TMRとかだと、加速ポンプを始動時に意図的に効かせるイメージ。
慣れないうちはエンジンがなかなかかけられません。
自分の場合は冷えている時は初めからいきなりエンジンかけようとせず、まず燃料ポンプ回して燃圧かけて、そこでスターターボタンをちょん、ちょん、半回転~1回転のクランキングをさせるイメージで2回位押します。
これでポート内にガソリンが入ります。
そのあとでスロットルを微開してクランキング、これでまずかかります。
もちろん、エンジン暖まっている時なら普通の方法でかかります。

ただ、バッテリーが弱かったり、セルモーターやリード線が劣化しているとダメ。
電気食われてSP-TDCユニットの電源が一瞬落ちてかからなくなります。
これはフルトラの点火方式使っているキャブ車も同じですが。

ちなみに燃圧がかかっていれば、押しがけでもエンジンはかかります。

ベース噴射時間は簡単に言うとインジェクターの個体差を見てインジェクターの同調を取る為の設定。
設定方法は…
すごく原始的です(笑)
自分のはたまたまほぼ個体差が無かったので4本同じ数値になっています。
これを利用して、空冷マルチの場合は微妙に#2、#3シリンダーだけ少し噴射量を増やして冷却効果を狙うことも可能。

そして燃ポン稼働率、これも読んで字の如く、燃料ポンプを回転数に応じて運転、節電しています。
こんなに回す必要は無いんですが、デリバリーパイプ内のパーコレーション防止の為に回しています。

とまあ、99%の人には縁のないネタですが1%居るであろう、これからインジェクション化してみようかな、と思っている人の為に何か参考になれば…

自分のは旧型V120ですが、手元のダイヤルで乗りながら感覚的に操作出来るのは大きなアドバンテージだと思っています。

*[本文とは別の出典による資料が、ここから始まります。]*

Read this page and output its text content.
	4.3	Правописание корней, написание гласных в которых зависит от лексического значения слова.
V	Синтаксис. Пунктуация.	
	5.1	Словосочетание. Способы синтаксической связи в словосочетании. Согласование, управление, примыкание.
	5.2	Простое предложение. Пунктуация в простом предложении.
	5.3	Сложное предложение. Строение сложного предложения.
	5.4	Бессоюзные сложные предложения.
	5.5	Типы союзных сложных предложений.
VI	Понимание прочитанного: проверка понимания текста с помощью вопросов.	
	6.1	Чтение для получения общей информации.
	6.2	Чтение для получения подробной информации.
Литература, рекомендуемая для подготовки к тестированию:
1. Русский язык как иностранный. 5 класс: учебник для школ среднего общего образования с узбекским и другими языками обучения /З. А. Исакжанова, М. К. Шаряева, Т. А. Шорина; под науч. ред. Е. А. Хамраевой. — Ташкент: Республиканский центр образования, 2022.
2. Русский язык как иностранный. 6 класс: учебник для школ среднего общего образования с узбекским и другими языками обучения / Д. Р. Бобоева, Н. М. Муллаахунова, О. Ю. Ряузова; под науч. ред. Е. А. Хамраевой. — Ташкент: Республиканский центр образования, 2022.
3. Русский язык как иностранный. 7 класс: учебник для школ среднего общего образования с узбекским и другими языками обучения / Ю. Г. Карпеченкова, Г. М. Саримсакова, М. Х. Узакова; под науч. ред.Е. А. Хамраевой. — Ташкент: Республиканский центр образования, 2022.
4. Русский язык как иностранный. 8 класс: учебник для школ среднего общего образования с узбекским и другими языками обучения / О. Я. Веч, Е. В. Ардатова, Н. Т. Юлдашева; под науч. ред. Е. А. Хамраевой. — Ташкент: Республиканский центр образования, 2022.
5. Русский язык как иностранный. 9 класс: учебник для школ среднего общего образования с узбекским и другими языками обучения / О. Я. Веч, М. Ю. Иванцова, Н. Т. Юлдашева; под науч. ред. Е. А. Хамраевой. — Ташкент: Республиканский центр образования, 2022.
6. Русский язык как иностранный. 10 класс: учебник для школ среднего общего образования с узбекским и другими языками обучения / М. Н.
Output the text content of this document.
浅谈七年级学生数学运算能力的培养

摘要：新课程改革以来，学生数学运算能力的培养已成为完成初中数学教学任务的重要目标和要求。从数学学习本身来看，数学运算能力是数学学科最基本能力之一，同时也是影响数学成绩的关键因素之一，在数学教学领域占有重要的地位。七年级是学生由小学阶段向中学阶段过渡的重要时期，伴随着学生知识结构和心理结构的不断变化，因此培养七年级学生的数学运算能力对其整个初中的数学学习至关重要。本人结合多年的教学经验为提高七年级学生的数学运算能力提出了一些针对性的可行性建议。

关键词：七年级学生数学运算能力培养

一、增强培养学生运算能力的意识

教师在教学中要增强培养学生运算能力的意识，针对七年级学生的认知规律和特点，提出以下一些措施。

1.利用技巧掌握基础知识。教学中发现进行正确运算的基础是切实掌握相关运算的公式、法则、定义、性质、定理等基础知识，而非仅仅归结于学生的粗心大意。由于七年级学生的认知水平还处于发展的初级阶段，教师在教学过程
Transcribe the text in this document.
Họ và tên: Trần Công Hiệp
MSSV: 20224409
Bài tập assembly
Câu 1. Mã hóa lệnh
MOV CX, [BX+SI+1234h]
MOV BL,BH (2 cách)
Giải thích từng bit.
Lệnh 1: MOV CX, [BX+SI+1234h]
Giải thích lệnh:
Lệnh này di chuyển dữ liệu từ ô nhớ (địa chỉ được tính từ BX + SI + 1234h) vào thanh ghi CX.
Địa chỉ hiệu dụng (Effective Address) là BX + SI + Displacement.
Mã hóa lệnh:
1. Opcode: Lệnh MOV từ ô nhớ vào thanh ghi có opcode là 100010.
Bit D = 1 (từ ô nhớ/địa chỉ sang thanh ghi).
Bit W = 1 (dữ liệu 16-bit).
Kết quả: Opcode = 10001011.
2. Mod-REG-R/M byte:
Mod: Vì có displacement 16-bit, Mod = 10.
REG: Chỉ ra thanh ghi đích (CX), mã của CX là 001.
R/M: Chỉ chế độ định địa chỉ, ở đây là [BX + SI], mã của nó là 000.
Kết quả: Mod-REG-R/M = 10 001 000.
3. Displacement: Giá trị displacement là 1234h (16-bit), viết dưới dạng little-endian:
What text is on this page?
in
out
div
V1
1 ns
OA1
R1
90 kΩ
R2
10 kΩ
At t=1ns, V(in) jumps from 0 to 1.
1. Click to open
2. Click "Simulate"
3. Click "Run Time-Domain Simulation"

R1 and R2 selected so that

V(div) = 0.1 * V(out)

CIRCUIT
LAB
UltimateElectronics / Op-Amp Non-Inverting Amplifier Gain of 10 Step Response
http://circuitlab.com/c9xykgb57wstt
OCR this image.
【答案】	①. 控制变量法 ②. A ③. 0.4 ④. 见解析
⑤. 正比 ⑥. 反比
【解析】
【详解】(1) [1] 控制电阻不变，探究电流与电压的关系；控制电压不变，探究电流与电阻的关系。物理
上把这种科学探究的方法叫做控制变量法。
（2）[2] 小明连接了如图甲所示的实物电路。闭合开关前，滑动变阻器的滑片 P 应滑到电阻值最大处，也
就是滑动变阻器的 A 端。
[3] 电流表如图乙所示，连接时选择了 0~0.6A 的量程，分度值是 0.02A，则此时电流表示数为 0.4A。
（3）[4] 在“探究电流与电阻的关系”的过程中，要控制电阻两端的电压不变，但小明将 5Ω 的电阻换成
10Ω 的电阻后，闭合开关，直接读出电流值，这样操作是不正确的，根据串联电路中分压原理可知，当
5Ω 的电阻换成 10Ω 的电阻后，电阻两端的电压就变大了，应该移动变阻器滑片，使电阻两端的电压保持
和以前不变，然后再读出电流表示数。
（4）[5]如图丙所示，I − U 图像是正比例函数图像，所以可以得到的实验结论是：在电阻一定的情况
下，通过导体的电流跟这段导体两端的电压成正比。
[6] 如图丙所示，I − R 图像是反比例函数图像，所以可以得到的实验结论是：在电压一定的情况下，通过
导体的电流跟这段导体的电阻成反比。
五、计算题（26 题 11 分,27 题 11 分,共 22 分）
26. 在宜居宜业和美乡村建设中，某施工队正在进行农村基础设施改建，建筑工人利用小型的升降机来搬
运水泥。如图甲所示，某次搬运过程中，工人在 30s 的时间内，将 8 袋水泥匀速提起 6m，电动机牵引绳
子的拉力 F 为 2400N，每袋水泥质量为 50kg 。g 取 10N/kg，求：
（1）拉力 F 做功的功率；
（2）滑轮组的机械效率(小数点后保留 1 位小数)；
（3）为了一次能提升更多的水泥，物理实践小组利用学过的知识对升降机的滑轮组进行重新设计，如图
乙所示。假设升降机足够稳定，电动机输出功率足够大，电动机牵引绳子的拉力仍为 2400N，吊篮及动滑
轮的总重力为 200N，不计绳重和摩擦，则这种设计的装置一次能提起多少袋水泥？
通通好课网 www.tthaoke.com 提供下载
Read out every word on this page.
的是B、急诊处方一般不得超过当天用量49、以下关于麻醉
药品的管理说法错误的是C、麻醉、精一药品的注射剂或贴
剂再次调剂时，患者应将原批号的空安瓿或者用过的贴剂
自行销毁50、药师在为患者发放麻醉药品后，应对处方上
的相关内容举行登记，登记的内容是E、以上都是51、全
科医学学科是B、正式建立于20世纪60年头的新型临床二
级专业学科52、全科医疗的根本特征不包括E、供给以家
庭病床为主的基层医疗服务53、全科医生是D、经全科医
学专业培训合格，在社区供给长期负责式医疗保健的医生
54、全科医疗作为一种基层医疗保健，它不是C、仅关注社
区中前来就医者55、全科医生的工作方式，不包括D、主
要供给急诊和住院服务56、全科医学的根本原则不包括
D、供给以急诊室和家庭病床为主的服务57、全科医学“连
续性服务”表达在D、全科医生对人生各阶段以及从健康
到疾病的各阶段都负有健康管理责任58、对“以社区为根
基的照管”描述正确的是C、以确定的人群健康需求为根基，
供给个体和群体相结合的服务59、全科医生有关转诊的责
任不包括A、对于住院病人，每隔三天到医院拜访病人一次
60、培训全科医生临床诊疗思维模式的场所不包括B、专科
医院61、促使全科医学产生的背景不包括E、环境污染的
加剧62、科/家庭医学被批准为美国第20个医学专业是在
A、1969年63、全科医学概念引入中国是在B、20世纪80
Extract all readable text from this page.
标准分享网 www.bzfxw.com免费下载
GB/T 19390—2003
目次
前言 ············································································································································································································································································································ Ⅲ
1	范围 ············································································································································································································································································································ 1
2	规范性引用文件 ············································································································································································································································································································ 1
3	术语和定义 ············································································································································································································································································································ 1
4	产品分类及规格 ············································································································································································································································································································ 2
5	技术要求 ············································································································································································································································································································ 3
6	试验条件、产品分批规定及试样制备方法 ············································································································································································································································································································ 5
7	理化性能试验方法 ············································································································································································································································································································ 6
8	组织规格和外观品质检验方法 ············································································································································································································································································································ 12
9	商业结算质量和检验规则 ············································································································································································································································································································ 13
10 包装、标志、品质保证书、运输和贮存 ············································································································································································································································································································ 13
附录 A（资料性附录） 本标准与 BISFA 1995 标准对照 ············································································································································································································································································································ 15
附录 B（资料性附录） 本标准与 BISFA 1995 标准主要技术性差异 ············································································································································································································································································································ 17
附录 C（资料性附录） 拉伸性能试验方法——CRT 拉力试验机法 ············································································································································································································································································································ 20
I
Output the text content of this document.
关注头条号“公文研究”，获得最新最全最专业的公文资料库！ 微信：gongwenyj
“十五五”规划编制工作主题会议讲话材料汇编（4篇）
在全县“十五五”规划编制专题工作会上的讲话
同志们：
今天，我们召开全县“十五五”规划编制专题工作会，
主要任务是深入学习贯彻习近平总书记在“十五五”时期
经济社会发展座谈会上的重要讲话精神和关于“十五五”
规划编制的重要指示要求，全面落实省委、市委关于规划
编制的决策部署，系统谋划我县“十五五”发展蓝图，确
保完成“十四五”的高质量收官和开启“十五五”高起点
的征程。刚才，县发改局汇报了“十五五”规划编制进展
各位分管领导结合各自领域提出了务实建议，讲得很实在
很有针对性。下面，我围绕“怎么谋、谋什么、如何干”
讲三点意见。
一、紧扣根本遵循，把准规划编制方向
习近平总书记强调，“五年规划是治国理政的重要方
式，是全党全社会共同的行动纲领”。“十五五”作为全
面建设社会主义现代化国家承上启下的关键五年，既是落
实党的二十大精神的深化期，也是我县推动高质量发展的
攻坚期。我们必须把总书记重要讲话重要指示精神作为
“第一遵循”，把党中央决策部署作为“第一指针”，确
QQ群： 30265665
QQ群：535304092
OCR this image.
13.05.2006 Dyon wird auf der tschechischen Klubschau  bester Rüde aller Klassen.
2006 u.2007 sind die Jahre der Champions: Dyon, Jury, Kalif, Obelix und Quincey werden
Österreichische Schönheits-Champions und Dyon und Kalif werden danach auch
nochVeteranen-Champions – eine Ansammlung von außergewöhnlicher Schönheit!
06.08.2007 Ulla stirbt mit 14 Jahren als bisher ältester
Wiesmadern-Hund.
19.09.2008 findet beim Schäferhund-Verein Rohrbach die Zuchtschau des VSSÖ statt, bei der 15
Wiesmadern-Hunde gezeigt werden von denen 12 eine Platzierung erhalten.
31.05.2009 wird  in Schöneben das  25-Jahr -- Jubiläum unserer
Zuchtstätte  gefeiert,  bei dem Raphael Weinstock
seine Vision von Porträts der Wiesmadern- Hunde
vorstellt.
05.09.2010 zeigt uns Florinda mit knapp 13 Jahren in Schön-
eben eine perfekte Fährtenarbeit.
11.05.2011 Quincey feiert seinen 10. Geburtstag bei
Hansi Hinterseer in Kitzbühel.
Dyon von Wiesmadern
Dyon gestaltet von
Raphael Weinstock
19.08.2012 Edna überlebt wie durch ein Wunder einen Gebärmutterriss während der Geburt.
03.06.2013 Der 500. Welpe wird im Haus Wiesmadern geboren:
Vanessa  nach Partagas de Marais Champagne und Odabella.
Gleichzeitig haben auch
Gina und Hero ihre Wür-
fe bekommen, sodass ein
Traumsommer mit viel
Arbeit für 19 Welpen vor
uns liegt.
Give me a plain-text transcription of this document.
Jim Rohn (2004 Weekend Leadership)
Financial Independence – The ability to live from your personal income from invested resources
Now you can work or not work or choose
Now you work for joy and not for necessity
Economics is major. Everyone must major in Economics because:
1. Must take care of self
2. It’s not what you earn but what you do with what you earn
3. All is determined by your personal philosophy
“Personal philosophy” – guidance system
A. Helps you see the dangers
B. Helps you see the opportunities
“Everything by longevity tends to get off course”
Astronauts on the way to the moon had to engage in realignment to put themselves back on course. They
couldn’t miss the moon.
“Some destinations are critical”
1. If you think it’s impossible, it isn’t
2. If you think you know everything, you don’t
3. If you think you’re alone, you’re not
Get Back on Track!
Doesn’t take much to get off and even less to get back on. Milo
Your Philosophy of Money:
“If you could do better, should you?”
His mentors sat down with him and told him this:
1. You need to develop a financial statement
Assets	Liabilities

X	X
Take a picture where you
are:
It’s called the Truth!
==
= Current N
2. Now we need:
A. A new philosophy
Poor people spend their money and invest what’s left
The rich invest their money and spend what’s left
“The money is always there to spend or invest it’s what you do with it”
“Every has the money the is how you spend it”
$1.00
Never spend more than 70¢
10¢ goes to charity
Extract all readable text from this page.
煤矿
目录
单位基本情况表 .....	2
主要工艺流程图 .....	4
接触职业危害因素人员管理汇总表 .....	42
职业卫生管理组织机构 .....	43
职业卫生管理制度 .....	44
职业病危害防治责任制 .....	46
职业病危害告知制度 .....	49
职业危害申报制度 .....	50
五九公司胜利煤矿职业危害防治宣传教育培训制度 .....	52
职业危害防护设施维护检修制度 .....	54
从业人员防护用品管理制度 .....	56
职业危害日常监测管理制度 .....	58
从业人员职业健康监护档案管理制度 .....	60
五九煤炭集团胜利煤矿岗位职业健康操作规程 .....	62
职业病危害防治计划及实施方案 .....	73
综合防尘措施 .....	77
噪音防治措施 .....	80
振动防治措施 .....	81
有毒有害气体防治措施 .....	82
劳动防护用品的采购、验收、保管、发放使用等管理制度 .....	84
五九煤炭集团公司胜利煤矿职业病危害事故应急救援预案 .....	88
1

で、誤解されたくないのはインジェクション化=高性能とは私は思っていません。
先日もほぼノーマル車体にCRキャブ、ダイナSの組み合わせに乗りましたが、シンプルな仕上がりと何のギミックも感じさせない機械式進角装置。
これはこれで現代には無い乗り味。
元々のZの雰囲気を乗り味含めて好きだ、って人も居て当然。
仮に遅くても、ヨレても、それがそのバイクの本来の姿なんだからそれを好きな人が居たっておかしくない。

どれも選択肢の一つに過ぎない、かな。